UAW reaches deal with General Motors that ends strikes against Detroit automakers pending votes

United Auto Workers signs for a strike are shown on Oct. 23 at the Stellantis Sterling Heights Assembly Plant in Sterling Heights, Mich. (AP Photo/Paul Sancya, File)

DETROIT — The United Auto Workers announced Monday that it reached a tentative deal with General Motors, capping a whirlwind few days in which GM, Ford and Stellantis agreed to generous terms that would end the union’s six weeks of targeted strikes, pending approval of the rank and file.

The deal UAW President Shawn Fain closed on his 55th birthday is modeled on the ones agreed to with crosstown rivals Ford and Jeep-maker Stellantis, and would give workers higher raises than they’ve received in years. If approved, it would also claw back some concessions the UAW agreed to almost two decades ago, when the automakers were in desperate financial shape.


Analysts say Fain’s combative stance with the companies paid off for the workers, winning them pay and cost-of-living raises that would top 30% by the time the contracts expire in April 2028. Workers would get an immediate 11% pay bump upon ratification.

But analysts say the deals run the risk of forcing the automakers to raise prices beyond those charged by competitors with nonunion factories. And they come at a time when the auto industry is trying to fund a costly and historic shift away from the internal combustion engine to electric vehicles.

“The three tentative agreements show the UAW’s power and the car companies’ weakness,” said Erik Gordon, a business and law professor at the University of Michigan. “The companies are trying to figure out how to transition to EVs without losing too many billions of dollars, and now face a huge bump in labor costs for the products that will finance the EV transition.”

Fain, the first UAW president directly elected by members in the union’s 88-year history, campaigned against the union establishment by telling workers the companies are the enemy and the UAW would be at war with them. He decried what he called corporate greed, outrageous CEO salaries and a system where the union acted as a business partner with the automakers.

“We wholeheartedly believe that our strike squeezed every last dime out of General Motors,” Fain said in a video Monday on X, formerly Twitter.

Fain said the agreements are large enough for the UAW to use them to recruit new members at nonunion factories owned by Tesla, Toyota and others.

“One of our biggest goals coming out of this historic contract victory is to organize like we’ve never organized before,” Fain said Sunday night while announcing details of the contract with Ford. “When we return to the bargaining table in 2028, it won’t be just with the Big Three.”

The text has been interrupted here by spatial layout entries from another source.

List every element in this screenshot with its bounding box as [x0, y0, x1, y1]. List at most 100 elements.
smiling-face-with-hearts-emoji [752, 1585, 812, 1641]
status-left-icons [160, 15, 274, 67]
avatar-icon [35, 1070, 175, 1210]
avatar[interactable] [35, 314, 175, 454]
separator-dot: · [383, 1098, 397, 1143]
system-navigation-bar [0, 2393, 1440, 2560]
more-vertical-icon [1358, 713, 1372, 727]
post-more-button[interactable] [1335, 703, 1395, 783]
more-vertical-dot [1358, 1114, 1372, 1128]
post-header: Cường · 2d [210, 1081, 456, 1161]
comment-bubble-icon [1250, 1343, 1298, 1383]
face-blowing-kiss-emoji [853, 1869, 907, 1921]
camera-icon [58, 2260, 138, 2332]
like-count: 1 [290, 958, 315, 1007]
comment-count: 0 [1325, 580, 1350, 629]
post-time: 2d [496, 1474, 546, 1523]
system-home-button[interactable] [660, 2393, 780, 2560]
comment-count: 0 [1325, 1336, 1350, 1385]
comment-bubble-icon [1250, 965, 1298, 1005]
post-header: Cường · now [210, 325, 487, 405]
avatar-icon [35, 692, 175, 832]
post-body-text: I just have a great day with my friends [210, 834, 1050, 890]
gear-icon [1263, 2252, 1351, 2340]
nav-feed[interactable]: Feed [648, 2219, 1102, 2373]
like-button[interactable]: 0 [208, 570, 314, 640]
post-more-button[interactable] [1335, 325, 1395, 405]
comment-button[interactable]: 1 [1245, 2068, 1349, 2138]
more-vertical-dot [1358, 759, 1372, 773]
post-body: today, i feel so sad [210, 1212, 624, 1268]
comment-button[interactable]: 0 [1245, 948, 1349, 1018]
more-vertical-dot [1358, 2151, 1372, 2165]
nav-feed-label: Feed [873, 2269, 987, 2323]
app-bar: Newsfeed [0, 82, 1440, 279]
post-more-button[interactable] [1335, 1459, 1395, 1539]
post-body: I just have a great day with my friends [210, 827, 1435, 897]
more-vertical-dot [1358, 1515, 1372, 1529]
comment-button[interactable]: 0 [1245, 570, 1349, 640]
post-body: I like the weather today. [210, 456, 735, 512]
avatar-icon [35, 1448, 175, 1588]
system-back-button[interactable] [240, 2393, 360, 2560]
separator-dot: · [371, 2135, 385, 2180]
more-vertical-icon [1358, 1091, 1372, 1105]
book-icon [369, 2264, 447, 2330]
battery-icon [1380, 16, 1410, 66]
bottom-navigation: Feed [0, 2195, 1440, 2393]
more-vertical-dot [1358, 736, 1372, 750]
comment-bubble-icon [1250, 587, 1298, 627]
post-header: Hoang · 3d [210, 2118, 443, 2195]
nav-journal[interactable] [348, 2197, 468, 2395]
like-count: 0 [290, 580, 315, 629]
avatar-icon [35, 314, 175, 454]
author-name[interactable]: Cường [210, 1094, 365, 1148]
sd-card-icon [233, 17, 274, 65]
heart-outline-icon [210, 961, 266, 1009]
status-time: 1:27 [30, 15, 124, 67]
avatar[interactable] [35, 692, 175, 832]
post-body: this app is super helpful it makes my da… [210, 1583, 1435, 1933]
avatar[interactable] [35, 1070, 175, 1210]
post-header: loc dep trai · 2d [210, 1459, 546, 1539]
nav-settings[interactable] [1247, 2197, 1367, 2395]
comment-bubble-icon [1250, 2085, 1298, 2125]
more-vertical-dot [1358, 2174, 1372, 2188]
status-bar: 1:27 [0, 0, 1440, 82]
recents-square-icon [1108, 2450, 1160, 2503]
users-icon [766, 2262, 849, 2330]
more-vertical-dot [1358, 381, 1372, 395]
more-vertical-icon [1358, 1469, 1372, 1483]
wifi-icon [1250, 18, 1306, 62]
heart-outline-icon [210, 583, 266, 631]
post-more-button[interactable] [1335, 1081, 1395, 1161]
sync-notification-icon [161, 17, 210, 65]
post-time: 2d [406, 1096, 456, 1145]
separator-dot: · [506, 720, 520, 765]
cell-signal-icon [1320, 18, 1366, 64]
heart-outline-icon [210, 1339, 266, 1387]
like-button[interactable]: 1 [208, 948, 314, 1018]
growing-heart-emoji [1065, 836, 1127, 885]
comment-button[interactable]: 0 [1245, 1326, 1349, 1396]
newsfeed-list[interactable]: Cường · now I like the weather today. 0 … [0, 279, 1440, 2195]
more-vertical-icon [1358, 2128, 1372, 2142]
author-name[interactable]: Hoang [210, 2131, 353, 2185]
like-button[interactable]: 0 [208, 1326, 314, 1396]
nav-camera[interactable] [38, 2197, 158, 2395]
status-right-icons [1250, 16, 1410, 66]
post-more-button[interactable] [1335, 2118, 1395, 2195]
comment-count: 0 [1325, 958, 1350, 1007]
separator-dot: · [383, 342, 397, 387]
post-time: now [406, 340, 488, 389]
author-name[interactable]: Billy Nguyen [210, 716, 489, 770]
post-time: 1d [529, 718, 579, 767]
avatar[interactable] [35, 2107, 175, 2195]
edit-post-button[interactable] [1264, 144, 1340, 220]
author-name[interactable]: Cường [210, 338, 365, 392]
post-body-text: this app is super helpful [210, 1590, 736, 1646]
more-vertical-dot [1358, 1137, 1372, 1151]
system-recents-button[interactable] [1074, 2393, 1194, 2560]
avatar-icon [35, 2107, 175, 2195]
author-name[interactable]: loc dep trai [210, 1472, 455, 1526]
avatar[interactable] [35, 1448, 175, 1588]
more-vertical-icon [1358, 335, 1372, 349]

The GM pact came after the UAW added another plant to the list of those on strike against the company, ramping up the pressure to bargain on the last Detroit holdout. About 4,000 workers at GM’s Spring Hill, Tennessee, complex — the company’s largest — walked out Saturday night, threatening production of four vehicles and parts that supply nine other factories as far afield as Mexico.

Seeking to bring the talks to an end and facing an estimated $200 million per week in losses, GM CEO Mary Barra went to the union’s Detroit headquarters to finalize the deal.

It came during a furious few days of agreements that still need to be ratified by 146,000 UAW members at all three companies. Ford agreed to a new contract last week and was followed by Stellantis on Saturday, which raised the pressure on GM to settle for essentially the same terms.

Union members could still vote down the deals, and there is some sentiment for holding out to get more. But the contracts seem likely to bring labor peace to the domestic auto industry.

Fain, though, didn’t get everything he wanted. He started off seeking 40% raises and even asked for a 32-hour work week for 40 hours of pay.

Mike Huerta, president of a striking UAW local in Lansing, Michigan, was hesitant to celebrate the deal before seeing more information, saying “the devil’s in the details.”

“Our bargainers did their job. They’re going to present us with something and then we get to tell them it was good enough or it wasn’t,” said Huerta.